After reading this book I’m challenged (like I have been from his past two books) to see wholeness in everyone and to try on tenderness with myself and those around me.
The themes I took from this book include the following: a sense of love and belonging, restoration, embracing life, and living through action. My book is riddled with highlighter marks, but below are some favorite gems:
💎 “Judgment is blind, only love truly sees, and only an understanding heart speaks the whole language”
💎 “Diversity is a fact. Equity is a choice. Inclusion is an action. Belonging is the outcome…we begin with belonging.”
💎 “Society punishes people for bad behavior, and we call it justice, but real justice restores”
💎 “The whole point of mistakes is to learn from them, not to pay for them.”
💎 “Authentic Christianity never circles the wagons. It always widens the circles… so I suppose there is no point in knowing Jesus, unless we’re going to see as Jesus.”
💎 “Kindness is the only non-delusional response to everything.”
I don’t know of another author who so masterfully flies beneath my defenses and makes my heart sing, weep, and soften. Like a brilliant comedian whose joke is not about the joke but about the thing beneath the joke, Boyle’s masterful storytelling catches me off guard — the best place to pull me into the WHAT of life and not just the HOW. Where I can see the garden again and not just analyze it. The field where the soul lies down to rest, so to speak, in tenderness.
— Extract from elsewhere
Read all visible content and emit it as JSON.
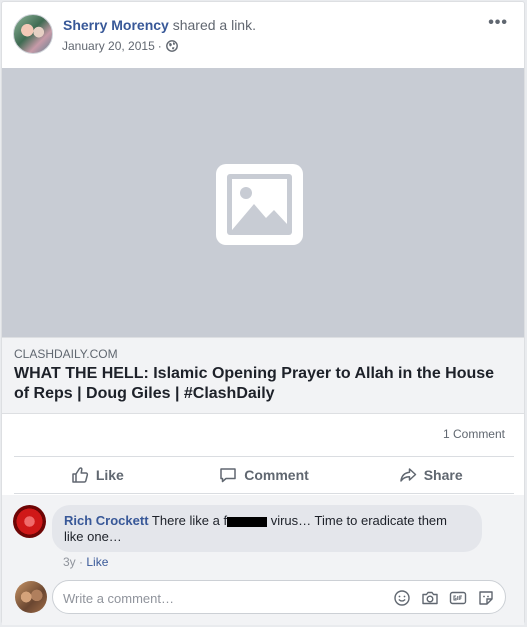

I read this because I was assigned to it for one of my classes that teaches about alternative approaches to discipline of children. Although the author is a priest, who very much talks about God, obviously, I found that the messages throughout the book were so very heartwarming and so important whether the audience is religious or not. I cried so very much while reading this beautiful book, and I can get behind THIS message of God, which is pretty crazy coming from me.
This was about considering the whole self, reflecting on it, shame/transformation and change. Boyle is honest and compassionate in his storytelling. At first he talks about the langauge we use in religion and in life and how it affects us and others, then branches out into separate instances talking about the men he helps rehabilitate and how they change and expand his perspective and God‘s place in their relationships and lives as well as our own. Also overall about connection and belonging, and a view of God and Catholicism that I really mesh with 4/5
Each of Fr. Boyle's books get better! The only sad part is that they end. I marvel that he writes this book about his homies, and it is indeed working wonders. In this book, he also looks at the division and lack of inclusion in our country among political groups. As I read this book, Fr. Boyle seems to offer a way to live with all. Homies, immigrants, estranged family members, people in the LGBTQ community, people with disabilities.
I have been a fan of Fr. Greg and Homeboy Industries for a while now, and once again Fr. Greg articulates what it means to love and to be godly in ways that I can never put into words. As someone who still identifies as catholic but doesn’t necessarily agree with the church a lot (or go to mass a lot), this book articulated what and who I believe God to be.